Jim Clyburn, the highest-ranking black member of Congress, defended Joe Biden on Wednesday after the Democratic presidential candidate cited his working relationships with segregationist senators as an example of his ability to “bring people together.”
A South Carolina Democrat who serves as the U.S. House Majority Whip, Clyburn said that from his experience coming up in politics as a black man in the Jim Crow South, his only option was to work with white politicians and civic leaders who controlled the system and largely opposed civil rights.
“If I had only worked with people who opposed segregation, I never would have worked with people who were not my color,” Clyburn said, who is 78 and was first elected to Congress at the age of 52.
Clyburn — who first told Politico Wednesday that he worked with the late-U.S. Sen. Strom Thurmond, R-S.C., “all my life,” despite Thurmond’s notoriously pro-segregationist platform — later told McClatchy that he has been lucky enough to see some lawmakers evolve in their thinking.
“I said at Fritz Hollings’ funeral, ‘Thank God a man can grow,’ ” Clyburn recalled of the South Carolina’s other long-serving U.S. senator, a Democrat who died earlier this year. “(Hollings) ran for office in 1947 or ‘48 as a segregationist. He left office as a progressive. Thank God a man can grow.”
This is the second time in recent weeks Clyburn has tried to tamp down criticisms of Biden. The first time was in regards to the former vice president’s work on the controversial 1994 crime bill, which Clyburn also supported.
Those comments prompted Bakari Sellers — a former S.C. state representative and CNN commentator who is backing U..S. Sen. Kamala Harris, D-Calif., for president and has expressed interest in running for Clyburn’s congressional seat one day — to accuse Clyburn of “tacitly endorsing” Biden despite his pledge to stay neutral in the South Carolina primary.
Asked Wednesday whether he had any response to Sellers’ accusations, Clyburn chuckled: “None whatsoever.”
Biden delivered his latest remarks at a fundraiser in New York on Tuesday night, boasting that if he could find common ground with late-Sen. James Eastland, D-Miss., and late-Sen. Herman Talmadge, D-Ga., he could find it with anyone.

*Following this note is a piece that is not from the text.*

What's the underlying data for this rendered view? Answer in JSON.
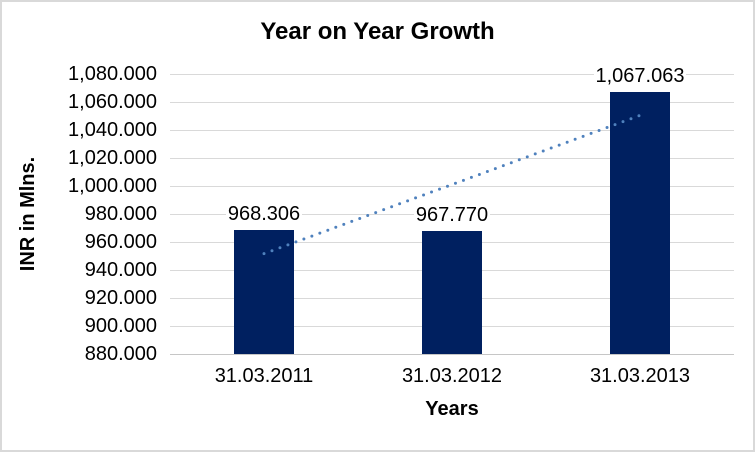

“He never called me ‘boy,’ ” Biden, a former U.S. senator from Delaware, said of Eastland. “He only called me ‘son.’ ”
Biden’s comments drew backlash from some of his 2020 challengers.
“You don’t joke about calling black men ‘boys,’ ” said U.S. Sen. Cory Booker, D-N.J., who is black, in a statement. “Vice President Biden’s relationships with proud segregationists are not the model for how we make America a safer and more inclusive place for black people, and for everyone.”
New York City Mayor Bill de Blasio, who is married to an African American women with whom he has two children, tweeted, “It’s 2019 (and Biden) is longing for the good old days of ‘civility’ typified by James Eastland. Eastland thought my multiracial family should be illegal.”